Tell me something special or interesting about your background before you went to law school.
Before law school, I worked for New York State Senator David Patterson. I loved my job and working in lower Manhattan, as well as living in NYC. I also got to meet interesting people, such as Ozzie Davis and Jessie Jackson.
Why did you decide to go to law school?
I was greatly influenced by the stories that my grandmother told me about my grandfather, Charles Armstrong, who died in 1965 before I was born. While I have spent most of my life here in Oakland, my family is originally from Chicago, and this is where I spent my early years. My grandfather attended John Marshall Law School in Chicago. He was the only African-American at his law school and graduated at the top of his class. He practiced as an attorney for a number of years and then went on to be elected to the Illinois State Legislature. One of his accomplishments while in the state legislature was when he drafted the Armstrong Act, which aimed to desegregate the Illinois schools. The law required each district to take proactive steps to eliminate racial segregation. The Illinois Supreme Court later struck down the law claiming that it ceded too much power to individual district school boards, but the legislation was instrumental in starting the process to desegregate the Illinois public schools. My grandmother also gave me articles and my grandfather's legislative blue books. This was one of the first things that I found fascinating and made me want to attend law school.
Tell me something special or interesting about your law school experience.

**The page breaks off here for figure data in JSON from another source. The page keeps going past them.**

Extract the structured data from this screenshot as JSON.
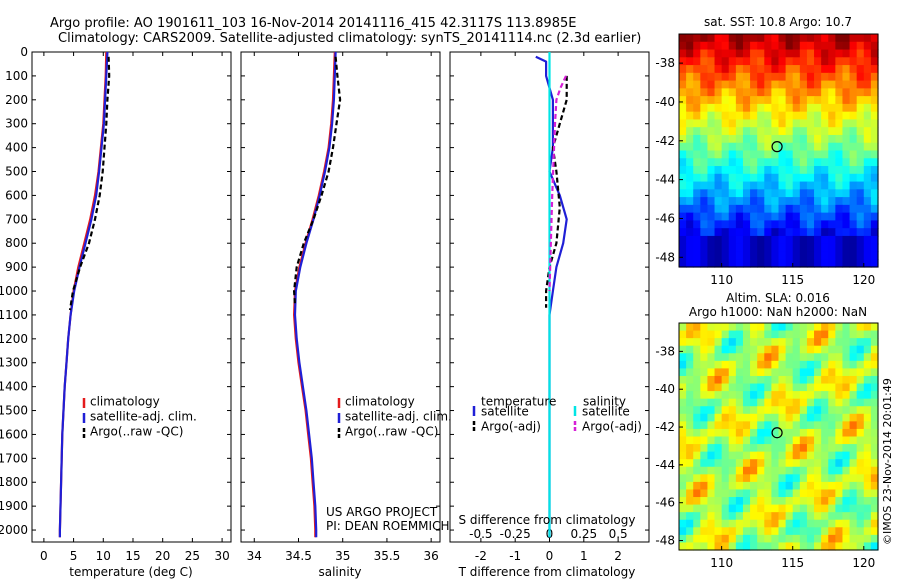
{
  "header": {
    "line1": "Argo profile: AO 1901611_103 16-Nov-2014 20141116_415 42.3117S 113.8985E",
    "line2": "Climatology: CARS2009. Satellite-adjusted climatology: synTS_20141114.nc (2.3d earlier)"
  },
  "depth_ticks": [
    "0",
    "100",
    "200",
    "300",
    "400",
    "500",
    "600",
    "700",
    "800",
    "900",
    "1000",
    "1100",
    "1200",
    "1300",
    "1400",
    "1500",
    "1600",
    "1700",
    "1800",
    "1900",
    "2000"
  ],
  "colors": {
    "climatology": "#e41a1c",
    "satellite": "#1f1fd6",
    "argo": "#000000",
    "sat_sal": "#00e5e5",
    "argo_sal": "#d61fd6"
  },
  "credit": {
    "line1": "US ARGO PROJECT",
    "line2": "PI: DEAN ROEMMICH"
  },
  "side_stamp": "©IMOS 23-Nov-2014 20:01:49",
  "chart_data": [
    {
      "type": "line",
      "xlabel": "temperature (deg C)",
      "x_ticks": [
        "0",
        "5",
        "10",
        "15",
        "20",
        "25",
        "30"
      ],
      "xlim": [
        -2,
        31.5
      ],
      "ylim": [
        0,
        2050
      ],
      "y_reversed": true,
      "legend": [
        "climatology",
        "satellite-adj. clim.",
        "Argo(..raw -QC)"
      ],
      "series": [
        {
          "name": "climatology",
          "x": [
            10.5,
            10.4,
            10.2,
            10.0,
            9.6,
            9.2,
            8.6,
            7.8,
            6.8,
            5.8,
            5.0,
            4.5,
            4.1,
            3.8,
            3.5,
            3.3,
            3.1,
            3.0,
            2.9,
            2.8,
            2.7,
            2.7
          ],
          "y": [
            0,
            100,
            200,
            300,
            400,
            500,
            600,
            700,
            800,
            900,
            1000,
            1100,
            1200,
            1300,
            1400,
            1500,
            1600,
            1700,
            1800,
            1900,
            2000,
            2030
          ]
        },
        {
          "name": "satellite-adj. clim.",
          "x": [
            10.7,
            10.5,
            10.3,
            10.1,
            9.7,
            9.3,
            8.8,
            8.0,
            7.0,
            6.0,
            5.1,
            4.5,
            4.1,
            3.8,
            3.5,
            3.3,
            3.1,
            3.0,
            2.9,
            2.8,
            2.7,
            2.7
          ],
          "y": [
            0,
            100,
            200,
            300,
            400,
            500,
            600,
            700,
            800,
            900,
            1000,
            1100,
            1200,
            1300,
            1400,
            1500,
            1600,
            1700,
            1800,
            1900,
            2000,
            2030
          ]
        },
        {
          "name": "Argo(..raw -QC)",
          "x": [
            10.9,
            11.0,
            10.7,
            10.5,
            10.2,
            9.9,
            9.4,
            8.6,
            7.6,
            6.1,
            4.9,
            4.4
          ],
          "y": [
            20,
            100,
            200,
            300,
            400,
            500,
            600,
            700,
            800,
            900,
            1000,
            1080
          ]
        }
      ]
    },
    {
      "type": "line",
      "xlabel": "salinity",
      "x_ticks": [
        "34",
        "34.5",
        "35",
        "35.5",
        "36"
      ],
      "xlim": [
        33.85,
        36.1
      ],
      "ylim": [
        0,
        2050
      ],
      "y_reversed": true,
      "legend": [
        "climatology",
        "satellite-adj. clim.",
        "Argo(..raw -QC)"
      ],
      "series": [
        {
          "name": "climatology",
          "x": [
            34.91,
            34.9,
            34.89,
            34.87,
            34.84,
            34.79,
            34.73,
            34.66,
            34.58,
            34.51,
            34.46,
            34.45,
            34.47,
            34.5,
            34.54,
            34.58,
            34.61,
            34.64,
            34.66,
            34.68,
            34.69,
            34.69
          ],
          "y": [
            0,
            100,
            200,
            300,
            400,
            500,
            600,
            700,
            800,
            900,
            1000,
            1100,
            1200,
            1300,
            1400,
            1500,
            1600,
            1700,
            1800,
            1900,
            2000,
            2030
          ]
        },
        {
          "name": "satellite-adj. clim.",
          "x": [
            34.92,
            34.91,
            34.9,
            34.88,
            34.85,
            34.8,
            34.74,
            34.67,
            34.59,
            34.52,
            34.47,
            34.46,
            34.48,
            34.51,
            34.55,
            34.59,
            34.62,
            34.65,
            34.67,
            34.69,
            34.7,
            34.7
          ],
          "y": [
            0,
            100,
            200,
            300,
            400,
            500,
            600,
            700,
            800,
            900,
            1000,
            1100,
            1200,
            1300,
            1400,
            1500,
            1600,
            1700,
            1800,
            1900,
            2000,
            2030
          ]
        },
        {
          "name": "Argo(..raw -QC)",
          "x": [
            34.92,
            34.94,
            34.97,
            34.93,
            34.89,
            34.84,
            34.76,
            34.67,
            34.56,
            34.48,
            34.45,
            34.46
          ],
          "y": [
            20,
            100,
            200,
            300,
            400,
            500,
            600,
            700,
            800,
            900,
            1000,
            1060
          ]
        }
      ]
    },
    {
      "type": "line",
      "xlabel": "T difference from climatology",
      "xlabel_top": "S difference from climatology",
      "x_ticks": [
        "-2",
        "-1",
        "0",
        "1",
        "2"
      ],
      "x_ticks_top": [
        "-0.5",
        "-0.25",
        "0",
        "0.25",
        "0.5"
      ],
      "xlim": [
        -2.9,
        2.9
      ],
      "ylim": [
        0,
        2050
      ],
      "y_reversed": true,
      "legend_titles": [
        "temperature",
        "salinity"
      ],
      "legend": [
        "satellite",
        "Argo(-adj)",
        "satellite",
        "Argo(-adj)"
      ],
      "series": [
        {
          "name": "satellite",
          "x": [
            -0.4,
            -0.1,
            -0.1,
            0.1,
            0.1,
            0.0,
            0.3,
            0.5,
            0.4,
            0.2,
            0.1,
            0.0,
            0.0,
            0.0,
            0.0,
            0.0
          ],
          "y": [
            20,
            40,
            100,
            200,
            400,
            500,
            600,
            700,
            800,
            900,
            1000,
            1100,
            1300,
            1600,
            1900,
            2030
          ]
        },
        {
          "name": "Argo(-adj)",
          "x": [
            0.5,
            0.5,
            0.5,
            0.3,
            0.1,
            0.2,
            0.3,
            0.2,
            0.0,
            -0.1,
            -0.1
          ],
          "y": [
            100,
            150,
            200,
            300,
            400,
            500,
            650,
            800,
            900,
            1000,
            1070
          ]
        },
        {
          "name": "satellite",
          "x": [
            0.0,
            0.0,
            0.0,
            0.0,
            0.0,
            0.0
          ],
          "y": [
            0,
            100,
            500,
            1000,
            1500,
            2030
          ]
        },
        {
          "name": "Argo(-adj)",
          "x": [
            0.12,
            0.08,
            0.05,
            0.04,
            0.02,
            0.0
          ],
          "y": [
            100,
            150,
            200,
            300,
            600,
            1000
          ]
        }
      ]
    },
    {
      "type": "heatmap",
      "title": "sat. SST: 10.8 Argo: 10.7",
      "x_ticks": [
        "110",
        "115",
        "120"
      ],
      "y_ticks": [
        "-38",
        "-40",
        "-42",
        "-44",
        "-46",
        "-48"
      ],
      "xlim": [
        107,
        121
      ],
      "ylim": [
        -48.5,
        -36.5
      ],
      "marker": {
        "lon": 113.9,
        "lat": -42.3
      }
    },
    {
      "type": "heatmap",
      "title": "Altim. SLA: 0.016",
      "subtitle": "Argo h1000: NaN h2000: NaN",
      "x_ticks": [
        "110",
        "115",
        "120"
      ],
      "y_ticks": [
        "-38",
        "-40",
        "-42",
        "-44",
        "-46",
        "-48"
      ],
      "xlim": [
        107,
        121
      ],
      "ylim": [
        -48.5,
        -36.5
      ],
      "marker": {
        "lon": 113.9,
        "lat": -42.3
      }
    }
  ]
}
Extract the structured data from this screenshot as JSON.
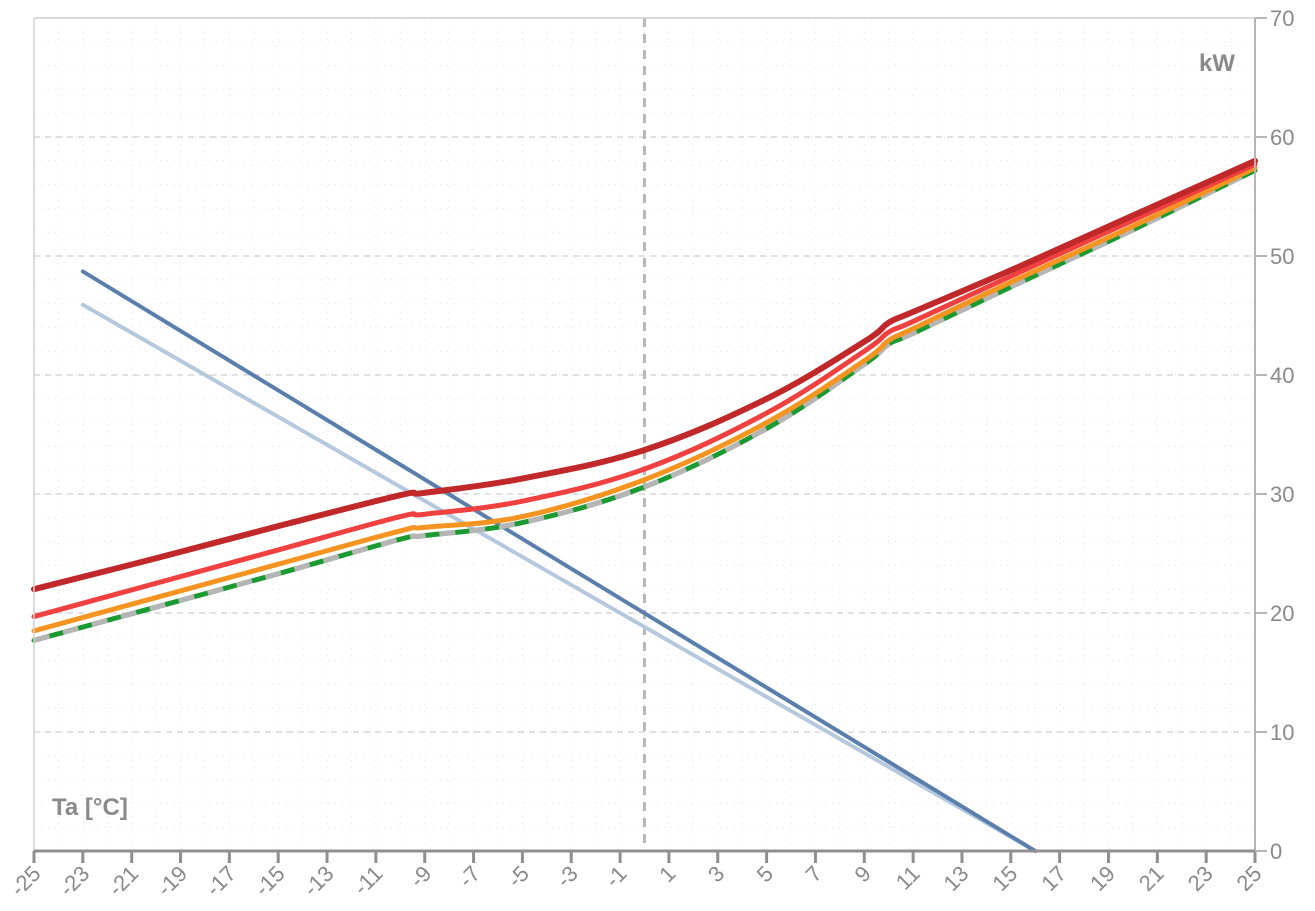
{
  "chart_data": {
    "type": "line",
    "title": "",
    "xlabel": "Ta [°C]",
    "ylabel": "kW",
    "xlim": [
      -25,
      25
    ],
    "ylim": [
      0,
      70
    ],
    "x_ticks": [
      -25,
      -23,
      -21,
      -19,
      -17,
      -15,
      -13,
      -11,
      -9,
      -7,
      -5,
      -3,
      -1,
      1,
      3,
      5,
      7,
      9,
      11,
      13,
      15,
      17,
      19,
      21,
      23,
      25
    ],
    "y_ticks": [
      0,
      10,
      20,
      30,
      40,
      50,
      60,
      70
    ],
    "grid": true,
    "reference_line_x": 0,
    "series": [
      {
        "color": "#c0282a",
        "style": "solid",
        "x": [
          -25,
          -20,
          -15,
          -10,
          -9,
          -5,
          0,
          5,
          9,
          10,
          11,
          15,
          20,
          25
        ],
        "y": [
          22.0,
          24.6,
          27.3,
          29.9,
          30.1,
          31.3,
          33.7,
          38.0,
          42.8,
          44.4,
          45.3,
          48.8,
          53.4,
          58.0
        ]
      },
      {
        "color": "#f04040",
        "style": "solid",
        "x": [
          -25,
          -20,
          -15,
          -10,
          -9,
          -5,
          0,
          5,
          9,
          10,
          11,
          15,
          20,
          25
        ],
        "y": [
          19.7,
          22.5,
          25.3,
          28.1,
          28.3,
          29.4,
          32.1,
          36.8,
          42.0,
          43.6,
          44.5,
          48.3,
          53.0,
          57.7
        ]
      },
      {
        "color": "#f59420",
        "style": "solid",
        "x": [
          -25,
          -20,
          -15,
          -10,
          -9,
          -5,
          0,
          5,
          9,
          10,
          11,
          15,
          20,
          25
        ],
        "y": [
          18.5,
          21.3,
          24.1,
          26.9,
          27.2,
          28.1,
          31.2,
          36.0,
          41.2,
          42.9,
          43.9,
          47.8,
          52.5,
          57.4
        ]
      },
      {
        "color": "#1a9a30",
        "dash_color": "#b5b5b5",
        "style": "dashed",
        "x": [
          -25,
          -20,
          -15,
          -10,
          -9,
          -5,
          0,
          5,
          9,
          10,
          11,
          15,
          20,
          25
        ],
        "y": [
          17.7,
          20.5,
          23.3,
          26.2,
          26.5,
          27.6,
          30.6,
          35.5,
          40.9,
          42.6,
          43.5,
          47.4,
          52.2,
          57.2
        ]
      },
      {
        "color": "#5b7fac",
        "style": "solid",
        "x": [
          -23,
          16
        ],
        "y": [
          48.7,
          0
        ]
      },
      {
        "color": "#b6c8dd",
        "style": "solid",
        "x": [
          -23,
          16
        ],
        "y": [
          45.9,
          0
        ]
      }
    ]
  }
}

Since I was in commercial and residential real estate prior to law school, I assumed I'd be a transactional attorney and love contracts, real property law, and the like. To my surprise, I fell in love with criminal defense and civil rights law. I now want to represent those who don't have a voice. Unlike most people, I enjoy public speaking. I find a type of serenity when I'm in front of large groups. An attorney must feel a great sense of accomplishment after winning a big case, but I'm convinced that there's a greater satisfaction that comes from knowing you've changed an institution's policies and procedures. This is the kind of work that will have a lasting impact.
What is your greatest source of motivation/support as you work towards your JD?

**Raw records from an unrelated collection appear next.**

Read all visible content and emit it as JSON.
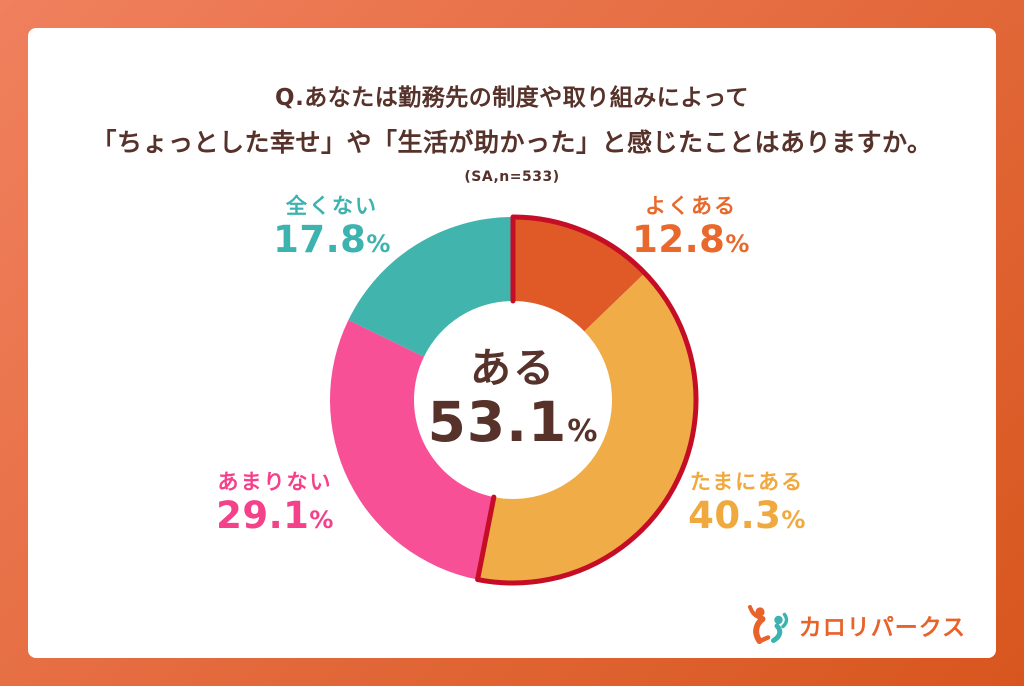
{
  "frame": {
    "gradient_start": "#F0805E",
    "gradient_end": "#D8561E"
  },
  "title": {
    "line1": "Q.あなたは勤務先の制度や取り組みによって",
    "line2": "「ちょっとした幸せ」や「生活が助かった」と感じたことはありますか。",
    "sample": "(SA,n=533)",
    "color": "#56322A"
  },
  "chart_data": {
    "type": "pie",
    "subtype": "donut",
    "title": "Q.あなたは勤務先の制度や取り組みによって「ちょっとした幸せ」や「生活が助かった」と感じたことはありますか。",
    "sample_note": "SA, n=533",
    "unit": "%",
    "start_angle_deg": 0,
    "direction": "clockwise",
    "segments": [
      {
        "label": "よくある",
        "value": 12.8,
        "color": "#DF5A26",
        "label_color": "#E8692B"
      },
      {
        "label": "たまにある",
        "value": 40.3,
        "color": "#F0AD47",
        "label_color": "#F0A93E"
      },
      {
        "label": "あまりない",
        "value": 29.1,
        "color": "#F75097",
        "label_color": "#F4418A"
      },
      {
        "label": "全くない",
        "value": 17.8,
        "color": "#41B4AE",
        "label_color": "#3CB3AE"
      }
    ],
    "center": {
      "label": "ある",
      "value": "53.1",
      "unit": "%",
      "color": "#56322A"
    },
    "highlight": {
      "start_pct": 0,
      "end_pct": 53.1,
      "color": "#C60D26",
      "note": "red outline around ある group (よくある+たまにある)"
    }
  },
  "logo": {
    "text": "カロリパークス",
    "color": "#E8622A",
    "icon_colors": [
      "#E8622A",
      "#3CB3AE"
    ]
  }
}
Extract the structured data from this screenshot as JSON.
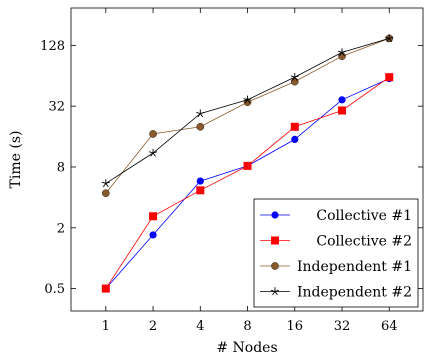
{
  "chart_data": {
    "type": "line",
    "xlabel": "# Nodes",
    "ylabel": "Time (s)",
    "x_scale": "log2",
    "y_scale": "log2",
    "x": [
      1,
      2,
      4,
      8,
      16,
      32,
      64
    ],
    "x_tick_labels": [
      "1",
      "2",
      "4",
      "8",
      "16",
      "32",
      "64"
    ],
    "y_ticks": [
      0.5,
      2,
      8,
      32,
      128
    ],
    "y_tick_labels": [
      "0.5",
      "2",
      "8",
      "32",
      "128"
    ],
    "xlim": [
      0.6,
      105
    ],
    "ylim": [
      0.3,
      300
    ],
    "grid": false,
    "legend_position": "bottom-right",
    "series": [
      {
        "name": "Collective #1",
        "color": "#0000ff",
        "marker": "circle",
        "values": [
          0.5,
          1.7,
          5.8,
          8.2,
          15.0,
          37.0,
          60.0
        ]
      },
      {
        "name": "Collective #2",
        "color": "#ff0000",
        "marker": "square",
        "values": [
          0.5,
          2.6,
          4.7,
          8.2,
          20.0,
          29.0,
          62.0
        ]
      },
      {
        "name": "Independent #1",
        "color": "#8b5a2b",
        "marker": "filled-circle",
        "values": [
          4.4,
          17.0,
          20.0,
          35.0,
          56.0,
          100.0,
          150.0
        ]
      },
      {
        "name": "Independent #2",
        "color": "#000000",
        "marker": "star",
        "values": [
          5.5,
          11.0,
          27.0,
          37.0,
          62.0,
          109.0,
          150.0
        ]
      }
    ]
  }
}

My grandmother, my immediate family, my close friends and my new family.
What is your favorite thing to do when not in law school?
I love to spend time with my wife and my baby daughter, Nola. I also like to go on long walks, often after midnight, with my English bulldog, Daisy.

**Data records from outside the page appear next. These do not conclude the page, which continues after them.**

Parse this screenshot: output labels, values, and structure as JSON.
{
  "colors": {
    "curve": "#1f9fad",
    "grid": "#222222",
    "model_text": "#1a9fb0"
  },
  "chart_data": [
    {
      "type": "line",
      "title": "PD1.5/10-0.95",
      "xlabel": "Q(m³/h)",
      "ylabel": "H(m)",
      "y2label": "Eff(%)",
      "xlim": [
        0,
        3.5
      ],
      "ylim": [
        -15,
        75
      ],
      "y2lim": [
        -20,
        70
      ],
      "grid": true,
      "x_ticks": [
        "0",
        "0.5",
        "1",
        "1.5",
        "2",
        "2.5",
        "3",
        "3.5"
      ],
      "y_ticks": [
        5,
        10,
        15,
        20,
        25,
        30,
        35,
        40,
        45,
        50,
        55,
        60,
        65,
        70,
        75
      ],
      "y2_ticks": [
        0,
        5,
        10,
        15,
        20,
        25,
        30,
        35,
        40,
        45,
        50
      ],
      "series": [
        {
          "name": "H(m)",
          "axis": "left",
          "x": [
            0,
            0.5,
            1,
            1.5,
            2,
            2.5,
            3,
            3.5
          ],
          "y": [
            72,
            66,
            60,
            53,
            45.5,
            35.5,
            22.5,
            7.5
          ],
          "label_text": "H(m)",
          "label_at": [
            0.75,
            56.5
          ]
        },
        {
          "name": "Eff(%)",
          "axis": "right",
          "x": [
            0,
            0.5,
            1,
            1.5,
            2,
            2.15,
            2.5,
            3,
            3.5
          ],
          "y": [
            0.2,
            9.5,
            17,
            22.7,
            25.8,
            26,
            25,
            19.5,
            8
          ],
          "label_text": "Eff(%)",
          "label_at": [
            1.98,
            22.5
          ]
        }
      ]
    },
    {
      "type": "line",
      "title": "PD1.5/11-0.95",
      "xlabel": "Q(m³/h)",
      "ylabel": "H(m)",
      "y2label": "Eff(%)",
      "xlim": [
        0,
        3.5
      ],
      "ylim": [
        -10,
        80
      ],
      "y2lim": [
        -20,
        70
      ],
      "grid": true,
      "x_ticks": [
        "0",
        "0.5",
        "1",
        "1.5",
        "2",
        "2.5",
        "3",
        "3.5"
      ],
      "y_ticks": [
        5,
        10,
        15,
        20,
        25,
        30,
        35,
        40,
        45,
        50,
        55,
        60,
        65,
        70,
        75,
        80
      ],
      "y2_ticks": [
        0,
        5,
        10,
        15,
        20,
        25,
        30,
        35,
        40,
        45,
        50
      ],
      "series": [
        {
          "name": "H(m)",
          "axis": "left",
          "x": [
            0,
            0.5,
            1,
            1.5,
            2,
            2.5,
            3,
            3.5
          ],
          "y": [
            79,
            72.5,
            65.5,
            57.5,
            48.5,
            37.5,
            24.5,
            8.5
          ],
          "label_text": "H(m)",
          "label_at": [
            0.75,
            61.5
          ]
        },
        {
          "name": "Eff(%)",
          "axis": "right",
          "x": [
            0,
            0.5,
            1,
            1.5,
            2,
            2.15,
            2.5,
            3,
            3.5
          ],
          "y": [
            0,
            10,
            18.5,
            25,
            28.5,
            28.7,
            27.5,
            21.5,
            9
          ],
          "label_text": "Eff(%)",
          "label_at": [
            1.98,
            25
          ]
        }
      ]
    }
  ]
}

What message or advice do you have for your fellow law students?
You don't have to be a law student, you get to be a law student - it's a privilege to have this opportunity. Never assume that you're entitled to anything. Have a sense of gratitude.
If you were not in law school right now, what would you be doing?
Interpretive dance? (Laughs) I have no idea.
About the interviewer: Jan Nussbaum is the Assistant Director for Professional Development in Law Career Services. Jan grew up in the 60's with a mother who was a civil rights attorney. (Jan and Jonathan had fun during this interview swapping family stories about the civil rights movement.) Jan graduated from GGU, practiced law for 16 years and lived overseas before finding her way back to Golden Gate. Jan lives in the East Bay with her husband Rick. She has two daughters, Mollie (24) and Jamie (19).